Эррор вздыхает и быстро накидывает куртку на вешалку. Взгляд цепляется за ладони. (Они покрылись зеленоватыми пятнами. На смуглой коже они почти не заметны и похожи на чешуйки. Или на плесень.) Отпрянув от вешалки и тут же снова за нее схватившись и подняв — она начала падать — он прячет руки в карманы. Пока Киллер — боже, он только сейчас понял, насколько же это странное имя — на улице, он быстро заходит в подсобку, хотя он бы назвал это скорее маленькой кухней, хоть и с хламом, и, найдя, кажется, правильную кучку, начинает молоть зерна, до консистенции, как у кофе из магазина, стараясь не глядеть на руки. Но, когда взгляд все же приходится опустить, он выдыхает с облегчением: пятна с рук пропали.
***
…Киллер вваливается обратно в помещение, взвыв. Табличка снаружи теперь гласит «открыто >: D», но это того не стоило. Кожа около глаз, хотя, вернее сказать, около очков, покраснела. Всего три часа дня, но солнце уже перевалило за зенит. Его телу, упорно платившему налоги за отопление, это ух как не понравилось. Он сплевывает мороз с себя, содрогаясь, неряшливо кидая шапку с шарфом на вешалку. Шарф путается о шею, тонкими кристалликами льда скользя по коже. За окном начал валить мокрый снег. Теплей сегодня точно уже не будет. Он вздыхает. Ему потом еще домой плестись… Волосы он распускает, сразу же заплетая обратно в тугущий высокий хвост. Ему не нужно зеркало, чтоб знать, что они совсем выбились. Жаль, не взял с собой расческу…
Уже на пути к подсобке он вдруг замирает, хмурясь. Глубоко вдыхает, прикрыв глаза. Что-то изменилось.
Кофе.
Он всем телом подается к стойке. За ней никого, но он практически видит исходящий из-за нее тонкий аромат кофе, чувствует всеми фибрами своей душонки, упругую струйку дыма, петляющую и медленно растекающуюся по всему залу. Пока что аромат тихий, еле заметный. Но он не понаслышке знает, что чуть подожди — и кофе обволочет тебя и вдарит в голову, похлеще нашатыря, выбивая все мысли из-под прикрытых век. Быть может, ему не стоит с носом залезать в пакет с зернами каждый раз, как купит, и висеть над ним, глубоко вдыхая, словно ингалируя. И так до слез. Но это мысли на другой раз, сейчас ему совсем не до этого… На лице у него расплывается томная улыбка. Он невесомо плывет в подсобку, где Эррор тужится над ручной кофемолкой, засыпая зерна по чуть-чуть. Киллер на ней еще сахар пару раз перемалывал в пудру… Эх, даже жалко выбрасывать. Столько всего вместе пережили! Но электрическая, конечно, лучше.

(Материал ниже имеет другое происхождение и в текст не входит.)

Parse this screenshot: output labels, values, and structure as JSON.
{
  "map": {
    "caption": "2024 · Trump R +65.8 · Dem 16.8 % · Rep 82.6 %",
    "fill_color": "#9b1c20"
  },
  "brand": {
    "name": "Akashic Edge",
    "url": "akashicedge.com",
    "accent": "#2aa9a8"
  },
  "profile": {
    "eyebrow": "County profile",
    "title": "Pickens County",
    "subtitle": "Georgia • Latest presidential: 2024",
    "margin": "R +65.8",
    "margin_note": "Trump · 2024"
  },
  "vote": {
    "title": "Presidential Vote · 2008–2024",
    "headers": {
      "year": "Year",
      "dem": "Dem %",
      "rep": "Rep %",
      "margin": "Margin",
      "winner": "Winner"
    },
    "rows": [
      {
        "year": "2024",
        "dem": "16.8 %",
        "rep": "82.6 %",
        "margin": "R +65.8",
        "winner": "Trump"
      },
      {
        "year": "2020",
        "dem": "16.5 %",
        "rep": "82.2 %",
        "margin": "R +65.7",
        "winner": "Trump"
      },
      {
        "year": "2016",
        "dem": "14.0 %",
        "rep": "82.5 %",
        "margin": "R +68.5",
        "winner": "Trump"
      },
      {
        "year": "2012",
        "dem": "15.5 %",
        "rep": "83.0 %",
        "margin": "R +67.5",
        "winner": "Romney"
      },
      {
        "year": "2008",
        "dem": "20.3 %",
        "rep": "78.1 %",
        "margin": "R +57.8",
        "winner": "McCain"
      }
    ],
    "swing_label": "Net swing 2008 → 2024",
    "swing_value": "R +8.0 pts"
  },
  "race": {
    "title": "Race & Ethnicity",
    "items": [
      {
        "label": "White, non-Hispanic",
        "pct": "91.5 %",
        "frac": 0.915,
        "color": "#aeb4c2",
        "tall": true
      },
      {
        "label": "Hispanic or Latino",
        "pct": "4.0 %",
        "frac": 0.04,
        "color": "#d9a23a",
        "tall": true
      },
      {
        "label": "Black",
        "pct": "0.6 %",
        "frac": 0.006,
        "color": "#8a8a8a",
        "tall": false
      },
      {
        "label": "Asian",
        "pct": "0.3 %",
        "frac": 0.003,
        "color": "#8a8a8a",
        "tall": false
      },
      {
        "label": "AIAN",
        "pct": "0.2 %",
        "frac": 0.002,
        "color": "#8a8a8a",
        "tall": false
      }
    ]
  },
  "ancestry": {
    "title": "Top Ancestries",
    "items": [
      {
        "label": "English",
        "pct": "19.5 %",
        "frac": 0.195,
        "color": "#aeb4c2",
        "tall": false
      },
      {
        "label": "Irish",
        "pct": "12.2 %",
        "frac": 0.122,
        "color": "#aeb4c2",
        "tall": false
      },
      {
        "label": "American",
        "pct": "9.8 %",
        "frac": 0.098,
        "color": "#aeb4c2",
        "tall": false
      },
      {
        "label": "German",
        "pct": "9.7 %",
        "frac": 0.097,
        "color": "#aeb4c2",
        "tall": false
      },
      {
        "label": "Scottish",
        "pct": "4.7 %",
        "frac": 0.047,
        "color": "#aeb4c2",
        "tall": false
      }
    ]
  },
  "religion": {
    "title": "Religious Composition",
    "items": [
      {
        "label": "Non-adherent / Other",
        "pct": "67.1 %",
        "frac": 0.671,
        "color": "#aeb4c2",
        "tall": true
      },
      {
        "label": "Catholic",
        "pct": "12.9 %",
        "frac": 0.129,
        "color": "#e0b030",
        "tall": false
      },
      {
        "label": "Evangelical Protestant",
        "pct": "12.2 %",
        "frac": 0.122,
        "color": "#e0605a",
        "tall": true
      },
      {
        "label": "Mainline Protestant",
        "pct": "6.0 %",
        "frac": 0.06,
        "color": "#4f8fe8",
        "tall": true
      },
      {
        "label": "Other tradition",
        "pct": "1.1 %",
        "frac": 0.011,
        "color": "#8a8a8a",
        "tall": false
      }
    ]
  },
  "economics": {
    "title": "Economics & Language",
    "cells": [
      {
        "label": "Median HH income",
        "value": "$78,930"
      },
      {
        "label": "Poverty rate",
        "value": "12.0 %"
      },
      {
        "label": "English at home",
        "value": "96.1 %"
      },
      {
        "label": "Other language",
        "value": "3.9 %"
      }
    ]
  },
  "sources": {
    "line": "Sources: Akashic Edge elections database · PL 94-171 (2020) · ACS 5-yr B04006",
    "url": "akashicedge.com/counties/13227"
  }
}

Он осматривается. Все завалено коробками, скотчем, светодиодами, тряпками и чем только не… Все-таки, как ни крути, кухней, маленькой или нет, это не назовешь. Он кидает оценочный взгляд на кучу, сваленную в дальнем углу, который на данный момент является эквивалентом мусорки. Только без ведра. И даже без пакета. На кухне должен быть идеальный порядок. Так что пока – это только подсобка и ничего более. Он морщится. Мусор выносить он, видимо, будет сегодня.

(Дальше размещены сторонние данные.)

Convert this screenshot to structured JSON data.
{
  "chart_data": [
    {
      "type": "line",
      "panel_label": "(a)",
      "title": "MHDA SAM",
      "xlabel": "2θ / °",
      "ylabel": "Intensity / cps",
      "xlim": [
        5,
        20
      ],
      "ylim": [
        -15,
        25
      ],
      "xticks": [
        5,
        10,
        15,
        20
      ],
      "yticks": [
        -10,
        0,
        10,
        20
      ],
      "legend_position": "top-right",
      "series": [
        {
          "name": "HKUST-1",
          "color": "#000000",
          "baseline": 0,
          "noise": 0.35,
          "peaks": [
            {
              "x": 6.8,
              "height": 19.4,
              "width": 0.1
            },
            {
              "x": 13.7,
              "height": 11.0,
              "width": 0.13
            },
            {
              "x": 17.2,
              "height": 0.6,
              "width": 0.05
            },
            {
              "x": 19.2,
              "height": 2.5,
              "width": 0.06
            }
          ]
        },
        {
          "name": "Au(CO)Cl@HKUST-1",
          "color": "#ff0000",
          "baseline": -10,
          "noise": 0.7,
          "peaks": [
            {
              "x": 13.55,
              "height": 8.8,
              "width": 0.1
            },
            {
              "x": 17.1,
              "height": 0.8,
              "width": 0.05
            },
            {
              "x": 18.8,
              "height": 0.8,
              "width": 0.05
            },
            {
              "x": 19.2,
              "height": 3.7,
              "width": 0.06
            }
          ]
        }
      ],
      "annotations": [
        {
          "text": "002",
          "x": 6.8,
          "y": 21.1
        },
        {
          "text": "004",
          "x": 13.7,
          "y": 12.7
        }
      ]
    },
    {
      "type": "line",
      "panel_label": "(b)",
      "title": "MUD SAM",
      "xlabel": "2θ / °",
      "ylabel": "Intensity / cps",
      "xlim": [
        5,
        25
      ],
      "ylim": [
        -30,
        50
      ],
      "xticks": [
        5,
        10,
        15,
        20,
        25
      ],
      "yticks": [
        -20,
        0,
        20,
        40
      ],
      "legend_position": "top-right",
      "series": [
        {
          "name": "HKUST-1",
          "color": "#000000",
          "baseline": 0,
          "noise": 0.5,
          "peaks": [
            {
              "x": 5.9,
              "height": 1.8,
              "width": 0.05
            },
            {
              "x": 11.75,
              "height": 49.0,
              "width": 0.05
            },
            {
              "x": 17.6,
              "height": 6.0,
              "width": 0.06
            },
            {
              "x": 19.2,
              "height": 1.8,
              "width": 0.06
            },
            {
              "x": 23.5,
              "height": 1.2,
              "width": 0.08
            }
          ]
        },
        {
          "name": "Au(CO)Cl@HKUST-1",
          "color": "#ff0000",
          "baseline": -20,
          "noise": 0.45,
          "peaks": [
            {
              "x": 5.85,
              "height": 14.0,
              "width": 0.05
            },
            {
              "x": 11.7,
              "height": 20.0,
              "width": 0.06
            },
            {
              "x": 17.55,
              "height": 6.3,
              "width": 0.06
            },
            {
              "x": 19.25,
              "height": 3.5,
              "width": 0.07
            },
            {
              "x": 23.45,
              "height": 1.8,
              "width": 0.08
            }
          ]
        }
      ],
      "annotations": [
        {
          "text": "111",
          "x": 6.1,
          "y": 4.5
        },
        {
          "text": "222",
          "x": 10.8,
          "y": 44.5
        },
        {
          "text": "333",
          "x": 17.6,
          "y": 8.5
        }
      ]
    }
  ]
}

— Я вернулся, — объявляет он, встав посреди комнаты. Эррор резко вскидывает голову, вздрогнув всем телом. Он что-то мямлит в ответ, но Киллер не запоминает. Зато он идет за голубой краской. Со словами «щас», «тебе голубой пойдет больше, чем черный» и с немного неровными линиями на чужом хмуром лице, Киллер отходит назад, разглядывая свой арт-объект. Работой он доволен, «дресскод» сработал, как надо: Эррор теперь «плачет» не натурально голубыми слезами, как заправский эмо. Понурый вид лишь добавляет аутентичности.
— Прогрессивненько… — бормочет он себе под нос. — Будешь сегодня работать на кассе, — заключает он.
Эррор смотрит на него недоверчиво, но в конце концов со вздохом соглашается. Киллер вновь хлопает в ладоши и гонит его за стойку, пока сам пытается доразобраться с оборудованием, сотворенным Найтмером. Вместо того, чтобы заниматься этим ВАЖНЫМ делом в воскресенье, он потратил весь день на замену лампочек, а потом и на усталое лежание на холодном полу, раскинув ноги-руки в стороны и громко, тяжело дыша. Как он и ожидал, заняло это часов одиннадцать: сначала сотворить лампочки, потом сотворить лестницу, потом понять, что лестница неудобная, потом опробовать ее в любом случае, потом ушибить колено, потом… А еще стаканчики надо было создать, про которые он чуть ли не забыл, а потому и пришлось еще помучиться поздно вечером. Под конец дня у него просто сил не осталось, чтобы с чем-то там разбираться. Так что восполнить ему это время придется сейчас, между заказами, которые он выполняет идеально (если основываться на его чутье и чувстве собственной важности), и между короткими, но поучительными уроками о том, как что работает, как какой кофе варить и что за разница между помолами. На его «а домашним заданием тебе будет все это погуглить, а не донимать меня тупыми вопросами. Тут работают взрослые, детка» Эррор лишь прозаично тупит взгляд и прикусывает губу, отводя взгляд. Киллер на это лишь вскидывает бровь и вздыхает.
— А, ну и, если те кто-то из покупателей будет грубить, шли их нахуй. В нашем заведении прав всегда продавец, — сообщает он как можно более пафосно, прикусив губу. Как же иногда удобно, что он всегда носит темные очки. Даже когда спотыкается, он точно выглядит пиздецки круто.
Эррор на сей наказ лишь многозначительно хмыкает, вскинув бровь. Всю неловкость с него как рукой сняло и, покачав головой, он вновь идет за стойку, на этот раз с чужим заказом («пятерной эспрессо, как интересно и необычно…»). Среди быстрых движений туда-сюда не остается времени на неловкость с единственным коллегой. Но только выйдя из подсобки, он вновь начинает горбатиться, а взгляд заседает глубоко под нахмуренными бровями. И какой потенциал они увидели в этом неказистом зажатом мальчике, который у кассы каждому отвечает нарочито вежливо, боясь лишний раз поднять глаза? А если глаза он и поднимает, то выглядит так, будто увидал призрака на своих ладонях. Еще чуть-чуть и мальчонку пробьет холодный пот.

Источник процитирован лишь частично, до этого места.